Marshal, Lee and/or Susan match eight of the twelve, but only four of the six large ones. None of them share the 19.53 cM on chromosome 18 or the 17.03 at the right end of chromosome 5. Below on the right, we can see that Aunt Betty and Uncle Bob also have only eight of the segments that I have with Shabtai, demonstrating that my father received some Bauer/Stern DNA that his brother and sister did not.

It appears therefore that I have twelve identifiable segments from Bauer and Stern, perhaps ten from Rosenzweig & Zelinka (matches with Fred) and five unambiguously Zelinka (matches with Debbie and Cyndi). Add to that at least four and perhaps as many as fifteen from Rivka Feige Pikholz.

The Kwoczkas
Then there is the matter of my father's paternal grandmother's Kwoczkas. My great-grandmother had two brothers. One has a grandson - Bruce - who has tested. The other has a great-grandson and a great-great-grandson - Pinchas and Ben, uncle and nephew. I have eighty-four matches with these three, twenty-five over 5 cM.
Of those twenty-five, ten are 10.49 cM or more. The four largest and two others are with Bruce. Three other matches of the top ten are with Pinchas and Ben's is identical with one of those three. The other fifteen are 7.71 cM or less and I think I'll ignore them for now.

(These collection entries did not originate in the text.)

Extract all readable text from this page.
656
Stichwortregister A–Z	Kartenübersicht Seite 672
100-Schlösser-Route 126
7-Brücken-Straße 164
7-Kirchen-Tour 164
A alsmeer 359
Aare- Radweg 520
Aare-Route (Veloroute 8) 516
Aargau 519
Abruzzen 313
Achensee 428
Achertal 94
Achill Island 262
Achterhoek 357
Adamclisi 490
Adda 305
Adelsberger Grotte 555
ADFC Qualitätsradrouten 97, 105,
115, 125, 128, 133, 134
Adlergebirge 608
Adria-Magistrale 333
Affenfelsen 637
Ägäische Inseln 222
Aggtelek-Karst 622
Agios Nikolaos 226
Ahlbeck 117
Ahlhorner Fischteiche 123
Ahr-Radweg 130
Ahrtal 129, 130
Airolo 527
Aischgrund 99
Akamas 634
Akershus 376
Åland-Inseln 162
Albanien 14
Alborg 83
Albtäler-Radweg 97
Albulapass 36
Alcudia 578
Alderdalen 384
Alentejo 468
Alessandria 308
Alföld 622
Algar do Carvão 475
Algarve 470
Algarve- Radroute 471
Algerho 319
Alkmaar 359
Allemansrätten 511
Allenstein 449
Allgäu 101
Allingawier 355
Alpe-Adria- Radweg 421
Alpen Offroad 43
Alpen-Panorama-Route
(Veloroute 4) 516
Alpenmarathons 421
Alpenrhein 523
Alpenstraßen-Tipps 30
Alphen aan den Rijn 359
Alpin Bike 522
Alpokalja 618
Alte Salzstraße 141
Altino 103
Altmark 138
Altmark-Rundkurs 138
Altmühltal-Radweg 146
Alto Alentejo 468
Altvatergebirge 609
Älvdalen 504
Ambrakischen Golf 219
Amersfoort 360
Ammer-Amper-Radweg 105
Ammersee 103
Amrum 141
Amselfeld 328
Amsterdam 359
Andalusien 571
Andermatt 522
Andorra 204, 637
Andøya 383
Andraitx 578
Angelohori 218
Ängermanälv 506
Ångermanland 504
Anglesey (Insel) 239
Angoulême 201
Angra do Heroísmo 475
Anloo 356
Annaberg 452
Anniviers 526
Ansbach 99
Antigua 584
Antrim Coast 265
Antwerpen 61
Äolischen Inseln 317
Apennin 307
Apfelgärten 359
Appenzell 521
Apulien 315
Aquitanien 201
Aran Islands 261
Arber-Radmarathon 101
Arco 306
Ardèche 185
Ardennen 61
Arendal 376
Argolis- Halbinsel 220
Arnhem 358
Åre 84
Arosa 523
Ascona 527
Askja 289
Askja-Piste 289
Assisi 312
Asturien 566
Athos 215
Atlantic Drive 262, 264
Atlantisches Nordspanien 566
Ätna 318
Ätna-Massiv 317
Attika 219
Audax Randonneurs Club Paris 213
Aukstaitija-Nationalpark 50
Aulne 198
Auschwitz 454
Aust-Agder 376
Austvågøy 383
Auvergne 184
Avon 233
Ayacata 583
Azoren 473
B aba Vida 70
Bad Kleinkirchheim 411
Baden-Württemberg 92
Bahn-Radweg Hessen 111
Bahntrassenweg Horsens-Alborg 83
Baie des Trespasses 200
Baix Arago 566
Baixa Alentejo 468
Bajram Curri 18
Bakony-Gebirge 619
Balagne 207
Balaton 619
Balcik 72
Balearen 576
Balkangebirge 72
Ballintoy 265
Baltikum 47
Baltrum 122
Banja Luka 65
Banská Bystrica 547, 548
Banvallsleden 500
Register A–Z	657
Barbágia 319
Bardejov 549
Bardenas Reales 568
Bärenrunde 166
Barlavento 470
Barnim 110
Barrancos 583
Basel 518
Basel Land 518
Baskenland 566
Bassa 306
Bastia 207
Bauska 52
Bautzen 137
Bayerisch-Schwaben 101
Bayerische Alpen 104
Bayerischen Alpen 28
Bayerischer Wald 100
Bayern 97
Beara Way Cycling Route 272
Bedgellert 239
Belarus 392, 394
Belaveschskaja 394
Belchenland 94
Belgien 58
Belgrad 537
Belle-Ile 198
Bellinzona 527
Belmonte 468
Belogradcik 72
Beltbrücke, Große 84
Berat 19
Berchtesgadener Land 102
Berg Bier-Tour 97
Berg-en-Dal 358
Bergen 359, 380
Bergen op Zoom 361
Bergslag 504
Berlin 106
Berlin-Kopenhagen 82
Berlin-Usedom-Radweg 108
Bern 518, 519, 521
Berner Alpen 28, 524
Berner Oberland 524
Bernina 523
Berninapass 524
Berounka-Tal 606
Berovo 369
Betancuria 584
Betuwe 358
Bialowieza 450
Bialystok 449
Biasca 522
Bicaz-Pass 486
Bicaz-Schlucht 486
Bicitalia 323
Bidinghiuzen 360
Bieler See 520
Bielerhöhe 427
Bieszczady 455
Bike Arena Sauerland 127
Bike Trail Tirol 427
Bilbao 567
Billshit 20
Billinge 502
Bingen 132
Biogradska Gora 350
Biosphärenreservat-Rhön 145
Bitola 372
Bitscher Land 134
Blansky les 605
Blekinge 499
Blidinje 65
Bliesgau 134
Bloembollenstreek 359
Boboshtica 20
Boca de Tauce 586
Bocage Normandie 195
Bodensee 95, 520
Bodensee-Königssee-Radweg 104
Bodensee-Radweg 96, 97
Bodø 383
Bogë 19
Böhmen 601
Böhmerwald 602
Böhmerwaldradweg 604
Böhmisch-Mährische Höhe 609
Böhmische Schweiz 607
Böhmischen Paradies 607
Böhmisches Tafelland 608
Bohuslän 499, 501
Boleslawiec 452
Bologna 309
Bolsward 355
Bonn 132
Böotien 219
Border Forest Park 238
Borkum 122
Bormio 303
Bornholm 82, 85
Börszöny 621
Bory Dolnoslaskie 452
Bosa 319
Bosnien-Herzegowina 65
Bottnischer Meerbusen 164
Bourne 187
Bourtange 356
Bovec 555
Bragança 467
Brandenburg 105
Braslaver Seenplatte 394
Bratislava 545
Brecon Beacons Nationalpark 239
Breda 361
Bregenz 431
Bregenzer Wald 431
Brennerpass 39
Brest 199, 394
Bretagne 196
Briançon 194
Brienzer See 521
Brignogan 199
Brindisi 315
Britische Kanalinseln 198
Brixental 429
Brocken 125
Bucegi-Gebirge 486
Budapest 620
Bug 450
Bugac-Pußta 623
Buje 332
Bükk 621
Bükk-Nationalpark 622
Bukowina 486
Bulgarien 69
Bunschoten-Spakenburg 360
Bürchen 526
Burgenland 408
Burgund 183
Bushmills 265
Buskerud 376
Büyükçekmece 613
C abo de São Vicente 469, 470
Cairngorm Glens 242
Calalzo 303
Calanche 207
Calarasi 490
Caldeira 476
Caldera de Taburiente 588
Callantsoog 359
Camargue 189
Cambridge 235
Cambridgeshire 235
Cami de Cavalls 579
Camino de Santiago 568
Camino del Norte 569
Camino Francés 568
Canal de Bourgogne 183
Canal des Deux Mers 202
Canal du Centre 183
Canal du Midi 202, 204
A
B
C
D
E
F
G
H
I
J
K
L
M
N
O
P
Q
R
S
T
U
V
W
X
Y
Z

Here are the remaining nine. No need to count Ben's which matches Pinchas. But I am going to move this comparison to a GEDmatch browser because there are more people are involved. (FTDNA's chromosome browser can take only five kits at once.)
Click the image to enlarge
So those matches that I have with the descendants of my great-grandmother's brothers are shared pretty liberally and convincingly by other descendants of my great-grandmother.

This is both partial and needs review. Expect to hear more on this in the coming weeks.

"Tip of the Iceberg"
A couple of weeks ago, I wrote about the inquiry into the possibility that the Skalat Pikholz Y-DNA goes back to Iberia. Our project administrator Rachel Unkefer spoke about the project in Seattle. You can see her presentation "Tip of the Iceberg" here. Very near the end, there is a reference to a red map pin which may be moving soon. That's us.

Baruch Dayan Haemet  ברוך דיין האמת
Miami Herald
My father's first cousin Herb Braun passed away Tuesday at age ninety-seven.

I met him once when I was fourteen and once when I went to see him in Miami three years ago. Regular readers will recognize his name as he was one of the first to test for our project.